One of my overriding memories of school, is being surrounded by a kind of white noise. This is the noise of other people’s conversations. Difficult to distinguish or make sense of, it’s easier to tune it out. I thought I’d left this behind until…
When my daughter was younger, a lot of the mums in the waiting room wouldn’t have conversations with each other. It was the norm to sit quietly, speaking only to your own toddler, waiting for the moment you all had to get up and go in to class. Now, my daughter is in a group for bigger kids, and the mums get to wait in the waiting room while the children jump, balance, spin, sing, dance, run, throw things, roly poly, swing, and perform triple pike turns or whatever.
So, every week, I am sitting on a plastic chair, uncomfortably close to other mothers for an hour and I am almost always the only one not talking. I take a kindle. I try to ignore the buzz. Occasionally I look around and feel sorry for myself, or wonder if I’m doing something wrong.
No. I am still not part of the buzz. But I can’t help it. To do things differently would be like trying to move a boulder with a feather.

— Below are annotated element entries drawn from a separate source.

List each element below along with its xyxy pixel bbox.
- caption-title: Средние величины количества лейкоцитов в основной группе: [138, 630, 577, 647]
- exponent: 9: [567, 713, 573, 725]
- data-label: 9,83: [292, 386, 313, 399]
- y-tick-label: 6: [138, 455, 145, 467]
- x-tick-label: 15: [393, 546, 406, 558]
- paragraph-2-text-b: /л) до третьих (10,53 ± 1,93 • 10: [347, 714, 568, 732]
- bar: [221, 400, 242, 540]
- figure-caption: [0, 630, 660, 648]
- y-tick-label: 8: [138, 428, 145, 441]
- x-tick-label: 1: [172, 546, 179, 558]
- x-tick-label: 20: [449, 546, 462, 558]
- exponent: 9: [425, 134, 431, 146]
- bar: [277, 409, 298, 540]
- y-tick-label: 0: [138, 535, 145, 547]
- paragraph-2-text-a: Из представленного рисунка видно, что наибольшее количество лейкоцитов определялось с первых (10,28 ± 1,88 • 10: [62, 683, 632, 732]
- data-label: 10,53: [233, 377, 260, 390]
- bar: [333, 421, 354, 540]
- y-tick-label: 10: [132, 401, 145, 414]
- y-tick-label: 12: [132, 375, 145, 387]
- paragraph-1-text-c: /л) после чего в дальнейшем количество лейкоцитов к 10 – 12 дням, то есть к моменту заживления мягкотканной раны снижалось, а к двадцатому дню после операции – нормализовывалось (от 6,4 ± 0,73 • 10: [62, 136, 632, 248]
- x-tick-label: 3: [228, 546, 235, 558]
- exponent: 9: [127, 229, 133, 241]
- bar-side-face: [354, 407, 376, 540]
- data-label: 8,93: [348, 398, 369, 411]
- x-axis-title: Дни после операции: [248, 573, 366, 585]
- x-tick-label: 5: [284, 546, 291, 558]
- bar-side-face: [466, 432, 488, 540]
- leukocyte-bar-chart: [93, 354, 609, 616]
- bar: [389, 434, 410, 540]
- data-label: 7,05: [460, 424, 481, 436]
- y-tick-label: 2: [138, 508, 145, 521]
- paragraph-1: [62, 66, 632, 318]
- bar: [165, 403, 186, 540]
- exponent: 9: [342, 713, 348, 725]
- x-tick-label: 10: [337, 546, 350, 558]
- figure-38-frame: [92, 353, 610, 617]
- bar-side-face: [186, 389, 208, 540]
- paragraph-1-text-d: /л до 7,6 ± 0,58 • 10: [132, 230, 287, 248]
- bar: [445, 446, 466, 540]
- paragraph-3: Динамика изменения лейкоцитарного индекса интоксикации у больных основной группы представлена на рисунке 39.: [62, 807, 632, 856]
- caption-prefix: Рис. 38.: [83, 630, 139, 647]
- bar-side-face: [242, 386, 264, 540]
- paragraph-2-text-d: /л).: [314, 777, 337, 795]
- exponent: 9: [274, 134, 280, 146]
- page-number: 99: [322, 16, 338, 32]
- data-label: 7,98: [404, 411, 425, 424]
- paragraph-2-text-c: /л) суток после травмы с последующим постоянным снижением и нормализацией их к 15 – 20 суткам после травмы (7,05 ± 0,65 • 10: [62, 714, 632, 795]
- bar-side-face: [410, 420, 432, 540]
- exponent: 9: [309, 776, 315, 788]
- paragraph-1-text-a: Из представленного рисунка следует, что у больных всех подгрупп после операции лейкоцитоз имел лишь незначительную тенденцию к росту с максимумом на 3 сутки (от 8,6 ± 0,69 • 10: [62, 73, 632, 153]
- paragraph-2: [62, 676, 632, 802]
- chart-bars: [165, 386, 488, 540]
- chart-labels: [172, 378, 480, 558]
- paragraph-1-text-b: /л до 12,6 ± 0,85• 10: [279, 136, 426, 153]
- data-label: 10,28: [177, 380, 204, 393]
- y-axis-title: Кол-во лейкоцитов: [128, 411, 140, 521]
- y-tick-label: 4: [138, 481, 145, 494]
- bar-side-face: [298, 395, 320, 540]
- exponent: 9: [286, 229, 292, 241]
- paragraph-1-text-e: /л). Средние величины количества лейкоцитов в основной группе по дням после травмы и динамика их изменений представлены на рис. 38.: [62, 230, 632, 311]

If I can accept my limitations, and live happily that way, I can show my daughter a good example. I don’t want her to think she has to torture herself to fit in, so why should I put myself under that pressure?
At the last class, I wandered into the hallway to check on my daughter’s progress. It was really just to be somewhere a bit quieter. By chance, another mum came out and spoke to me really nicely. She asked how my daughter was getting on and I asked after hers. Our children have been in the same class for ages.
It felt good to have that small interaction. That is enough for me. Just enough to prove I am a worthy human being, with just a slightly different brain.